Dovreste averne sentito parlare tutti almeno una volta nella vita: voi o qualcuno che conoscete avrà sicuramente comprato il Nesquik in polvere, che dà al latte un gusto cioccolatoso. È solo uno degli innumerevoli esempi che potremmo farvi per dimostrarvi che in realtà questa azienda vi ha accompagnato inconsapevolmente sin dai primi passi della vostra vita. Il suo successo è stato praticamente immediato e ha continuato a crescere nel tempo: almeno 30 dei suoi marchi (su più di 8mila) hanno un fatturato di oltre 1 miliardo di dollari all’anno. Dal momento della sua nascita, avvenuta circa a metà ‘800 in Svizzera, sono sorti quasi 500 stabilimenti in 194 paesi diversi, che ad oggi danno lavoro a circa 330mila persone.

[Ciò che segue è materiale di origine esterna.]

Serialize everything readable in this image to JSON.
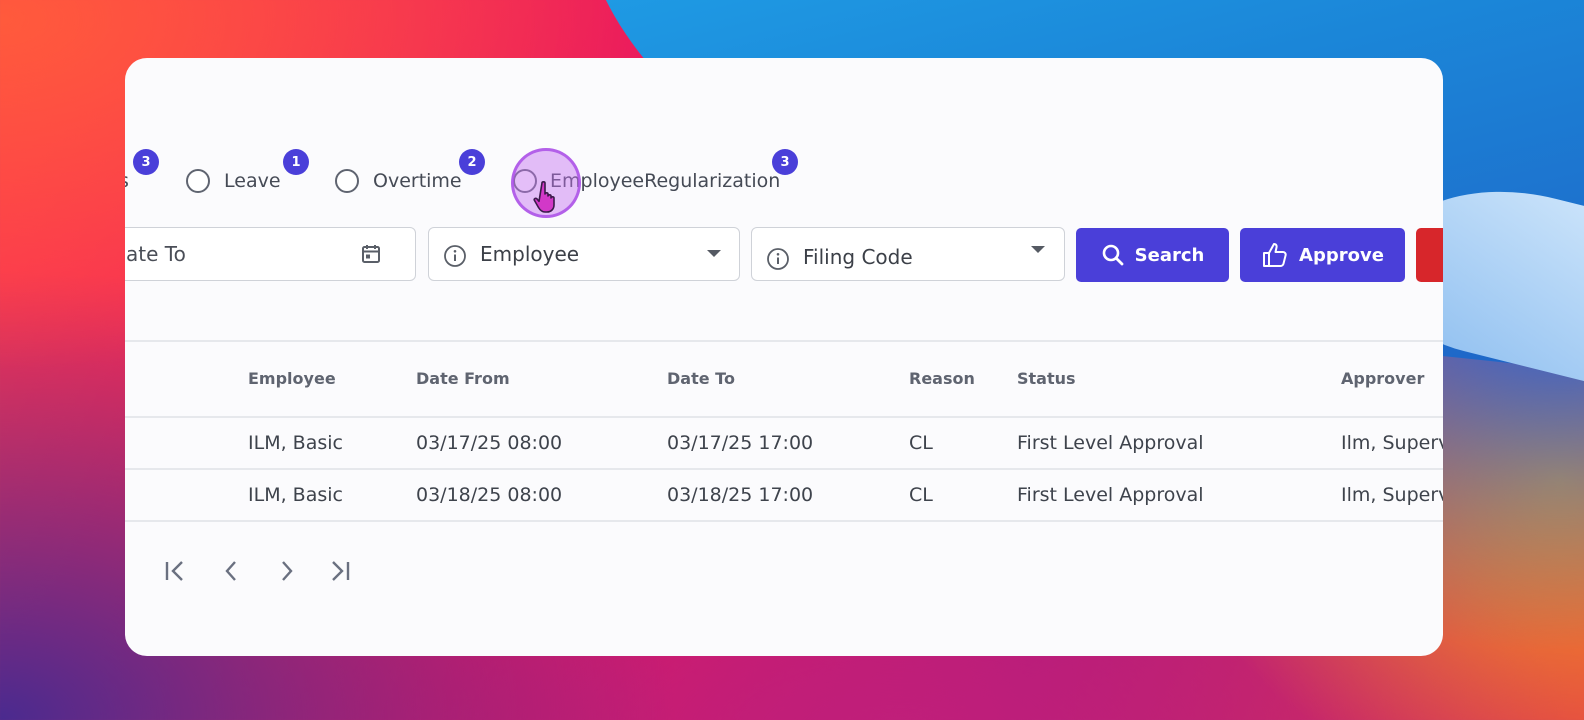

Numero totale di dipendenti Nestlé nel mondo dal 2008 al 2021 (in migliaia)/Fonte Statista

Tra le altre cose l’azienda è spesso stata elogiata per il trattamento riservato ai propri dipendenti (alcuni fra quelli italiani, ad esempio, quest’anno hanno ricevuto più di 2.500 euro come bonus riconoscimento per il lavoro svolto) e per le attività e i progetti messi in campo per raggiungere obiettivi di sostenibilità più alti. Tuttavia questa panoramica generale su Nestlé sarebbe incompleta se non vi raccontassimo dell’altro lato della medaglia, quello che si fa più fatica a scovare. È vero che tendiamo spesso a giudicare negativamente delle aziende solo perché rivestono il ruolo di multinazionali: diamo per scontato che inquinino, che non rispettino certi standard e che si basino sullo sfruttamento. Ma in questo caso non possiamo che dar ragione ai nostri giudizi, soprattutto perché si basano su ragioni concrete. Cominciamo dalla prima, in questo periodo di siccità più attuale che mai.

L’acqua non è per tutti

Non è così risaputo, ma Nestlé ha un primato: è il più grande produttore mondiale di acqua in bottiglia con 95 stabilimenti produttivi in 34 Paesi, che raccolgono circa una cinquantina di marchi (in Italia è presente tramite Gruppo Sanpellegrino). In merito a questo Peter Brabeck-Letmathe, Presidente emerito, ex presidente e CEO del gruppo Nestlé aveva ribadito agli inizi della sua carriera in azienda di non considerare l’acqua come bene pubblico, bensì una risorsa che pochi devono accaparrarsi e trasformare in merce vendibile («come essere umano dovresti avere il diritto all’acqua? È una soluzione estrema»). Anche se lo stesso Brabeck ha ritirato le sue dichiarazioni dopo l’aggressione mediatica ricevuta, sembra invece che il pensiero di Nestlé sia rimasto lo stesso.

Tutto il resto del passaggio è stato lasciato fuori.